In the previous post within this series we revealed why and when to consider a legacy Enterprise Content Management (ECM) system migration to SharePoint. Now that the wheels in your mind are churning, you need to know some of the common challenges and benefits behind a SharePoint migration in order to make an informed decision.
Are Migrations Complex?
SharePoint migrations may not be as long and complex as you think. We have completed FileNet migrations with 3 million images (including OSAR proprietary hardware) in three weeks. The key is planning and analysis and you want to make sure this part is not shortsighted. The next (and final) blog post in this series will describe the planning questions you need to answer to ensure a smooth migration process.
The following challenges really apply to any migration, not just SharePoint. These could even be challenges associated with upgrading your platform with the existing vendor.
- The core features set of a new system doesn’t align 1:1 with your legacy system. How are you going to fill the gaps?
- Need to replace existing customizations such as workflows, forms and LOB integration. How will they be handled on the new platform?
- Determine third party requirements for features that may not be available in the core platform of a new system. For example: Scanning, Searching and Viewing, Records Management, Backup/Recovery, Departmental Applications (AP,HR) and Vertical Solutions (Legal, Healthcare).
If you look back at previous versions of SharePoint, there were some pretty big ECM gaps that provided challenges. However SharePoint 2010 (and now 2013,) has proven to be a truly successful ECM platform.
- SharePoint is a full fledge, very compatible ECM system.
- There are many ISVs (Independent Software Vendors) that provide complimenting SharePoint functionality. You only need to buy the add-ons that are really needed.
- SharePoint resources are plentiful and easy to find.
- Lower cost of ownership with SharePoint – If you are in the market for a legacy system resource, it is probably going to be tough to find and possibly expensive.

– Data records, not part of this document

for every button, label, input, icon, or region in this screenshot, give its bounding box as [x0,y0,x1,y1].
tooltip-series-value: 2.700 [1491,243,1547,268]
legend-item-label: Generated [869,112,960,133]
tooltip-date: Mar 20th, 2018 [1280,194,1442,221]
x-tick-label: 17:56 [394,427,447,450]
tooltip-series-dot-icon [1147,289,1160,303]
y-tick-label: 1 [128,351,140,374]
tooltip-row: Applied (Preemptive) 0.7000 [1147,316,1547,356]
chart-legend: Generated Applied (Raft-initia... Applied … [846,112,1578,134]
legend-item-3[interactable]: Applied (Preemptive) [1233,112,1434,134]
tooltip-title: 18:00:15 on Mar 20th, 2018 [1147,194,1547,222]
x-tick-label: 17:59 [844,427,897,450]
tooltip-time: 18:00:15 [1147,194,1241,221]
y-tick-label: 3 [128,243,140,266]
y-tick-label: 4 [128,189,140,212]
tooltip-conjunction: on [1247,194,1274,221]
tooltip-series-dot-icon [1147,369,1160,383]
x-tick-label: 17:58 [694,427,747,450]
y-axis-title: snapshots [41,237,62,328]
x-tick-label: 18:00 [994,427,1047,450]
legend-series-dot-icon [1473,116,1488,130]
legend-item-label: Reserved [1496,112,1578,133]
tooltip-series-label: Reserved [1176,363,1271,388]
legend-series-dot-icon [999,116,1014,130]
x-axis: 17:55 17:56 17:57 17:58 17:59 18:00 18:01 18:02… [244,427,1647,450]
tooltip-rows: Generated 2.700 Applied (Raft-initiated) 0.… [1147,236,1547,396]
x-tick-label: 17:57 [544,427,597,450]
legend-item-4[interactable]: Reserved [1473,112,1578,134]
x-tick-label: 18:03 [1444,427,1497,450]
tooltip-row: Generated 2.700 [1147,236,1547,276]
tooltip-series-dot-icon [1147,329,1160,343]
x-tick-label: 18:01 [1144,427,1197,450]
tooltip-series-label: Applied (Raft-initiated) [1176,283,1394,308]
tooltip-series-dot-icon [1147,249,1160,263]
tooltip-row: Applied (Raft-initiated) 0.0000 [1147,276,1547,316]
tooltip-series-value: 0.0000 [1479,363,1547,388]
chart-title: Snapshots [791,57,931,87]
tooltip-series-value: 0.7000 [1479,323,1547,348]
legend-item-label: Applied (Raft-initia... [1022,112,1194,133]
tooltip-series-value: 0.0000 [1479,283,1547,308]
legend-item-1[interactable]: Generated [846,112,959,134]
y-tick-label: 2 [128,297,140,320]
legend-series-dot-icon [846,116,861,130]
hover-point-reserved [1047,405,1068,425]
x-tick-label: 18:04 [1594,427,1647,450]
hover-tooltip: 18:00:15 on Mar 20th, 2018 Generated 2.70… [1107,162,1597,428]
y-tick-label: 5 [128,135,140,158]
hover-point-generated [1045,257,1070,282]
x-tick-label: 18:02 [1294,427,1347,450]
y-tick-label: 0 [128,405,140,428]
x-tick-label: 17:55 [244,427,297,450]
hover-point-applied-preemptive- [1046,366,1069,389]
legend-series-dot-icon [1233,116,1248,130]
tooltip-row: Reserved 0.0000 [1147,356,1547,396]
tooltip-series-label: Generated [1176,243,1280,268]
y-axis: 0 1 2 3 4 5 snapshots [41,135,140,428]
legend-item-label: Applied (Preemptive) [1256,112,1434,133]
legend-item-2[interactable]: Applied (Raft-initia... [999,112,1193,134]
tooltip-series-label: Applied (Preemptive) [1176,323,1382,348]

- SharePoint is simple and integrated with Office. This means ease of use and quick user adoption.
What’s the Catch?
Content is only half the battle. When people think of a migration they mostly think about content. There are other things you want to consider and evaluate during your research phase. For instance, what about supporting applications? What applications does your current system integrate with and how do you replace them? Can SharePoint support the application needs? What about the end users? Many times we find users are not even using the current legacy ECM system that is deployed. It is important to consider what process changes or improvements are required to motivate them to use the new system moving forward. How do you keep this from being another failed project? The answer is planning and analysis. Ask yourself the following questions:
- How committed are you to SharePoint?
- How is your organization really using ECM?
- Is there a real ROI in the migration?